Because if the Swiss Family Robinson built a pool, it might look something like this. Because the irregular-shaped deck — from its built-in bench to its thumb-shaped dining area — creates organic places for living. Because the cantilevered deck hides any telltale signs that this is actually an aboveground pool. Because a special finishing compound gives the cedar deck and rails a rich, warm look that will last for years. Because paver stones were used for the walkway instead of concrete, adding to the project’s natural look and feel. Because cedar flower boxes bring nature into this setting and honor a request from the garden-loving homeowner.

The way Patrick Halliday sees it, aboveground pools have it all over inground pools — as long as they’re done right.

“With our decks, aboveground pools can be just as nice [as inground gunite pools] without the added property taxes,” says Halliday, regional manager of Atlantis Pools in Alton, Ill.
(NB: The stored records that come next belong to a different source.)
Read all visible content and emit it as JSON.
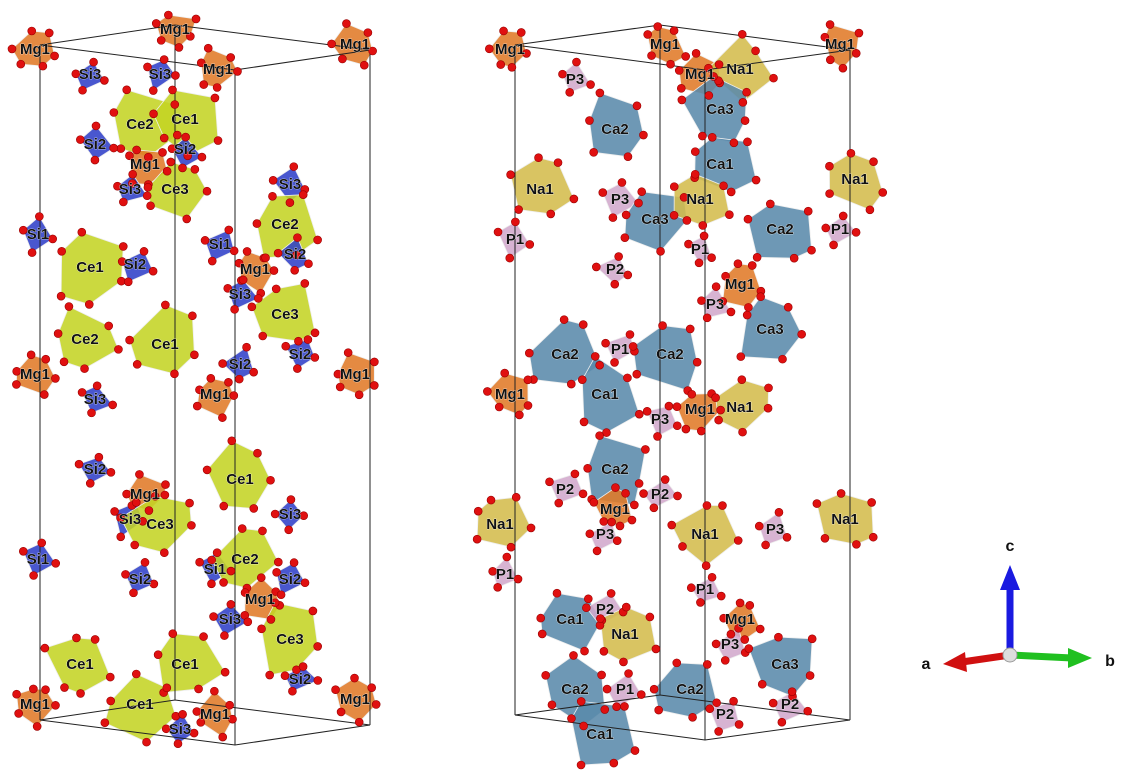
{
  "structures": [
    {
      "labels": [
        "Mg1",
        "Mg1",
        "Mg1",
        "Mg1",
        "Si3",
        "Si3",
        "Ce2",
        "Ce1",
        "Si2",
        "Mg1",
        "Si2",
        "Si3",
        "Ce3",
        "Si3",
        "Ce2",
        "Si1",
        "Ce1",
        "Si2",
        "Si1",
        "Mg1",
        "Si2",
        "Si3",
        "Ce3",
        "Ce2",
        "Ce1",
        "Si2",
        "Si2",
        "Mg1",
        "Mg1",
        "Si3",
        "Mg1",
        "Si2",
        "Mg1",
        "Si3",
        "Ce3",
        "Ce1",
        "Si3",
        "Si1",
        "Si2",
        "Si1",
        "Ce2",
        "Mg1",
        "Si2",
        "Si3",
        "Ce3",
        "Ce1",
        "Ce1",
        "Mg1",
        "Ce1",
        "Mg1",
        "Mg1",
        "Si2",
        "Si3"
      ]
    },
    {
      "labels": [
        "Mg1",
        "Mg1",
        "Mg1",
        "Na1",
        "Mg1",
        "P3",
        "Ca3",
        "Ca2",
        "Ca1",
        "Na1",
        "P3",
        "Ca3",
        "Na1",
        "Na1",
        "P1",
        "P1",
        "Ca2",
        "P1",
        "P2",
        "Mg1",
        "P3",
        "Ca3",
        "Ca2",
        "P1",
        "Ca2",
        "Mg1",
        "Ca1",
        "Mg1",
        "Na1",
        "P3",
        "Ca2",
        "P2",
        "P2",
        "Mg1",
        "Na1",
        "Na1",
        "Na1",
        "P3",
        "P3",
        "P1",
        "P1",
        "Ca1",
        "P2",
        "Na1",
        "Mg1",
        "P3",
        "Ca3",
        "Ca2",
        "P1",
        "Ca2",
        "P2",
        "P2",
        "Ca1"
      ]
    }
  ],
  "axes": {
    "a": "a",
    "b": "b",
    "c": "c"
  }
}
But he isn’t talking about your average deck. Atlantis’ decks are elaborate works of art in and of themselves. And they’re pricey — as much as $15,000.

For the project featured here the pool had to be cut into a steep backyard incline— perfect for the type of pool Atlantis likes to build. “We just cut into the hillside and put a deck around it. It ends up looking like an inground with the deck around it. For this one, all the trees and the woodsy setting make it unbelievable.”

The finishing touch that brought the entire installation together was the pave-stone pathway that leads to the pool. The area around the deck was then landscaped. The final custom touch was suggested by the homeowner: flower boxes built onto the deck.

“The wife wanted something where she could plant some annuals and add some color in the summer,” Halliday says. “We like doing little touches like that.”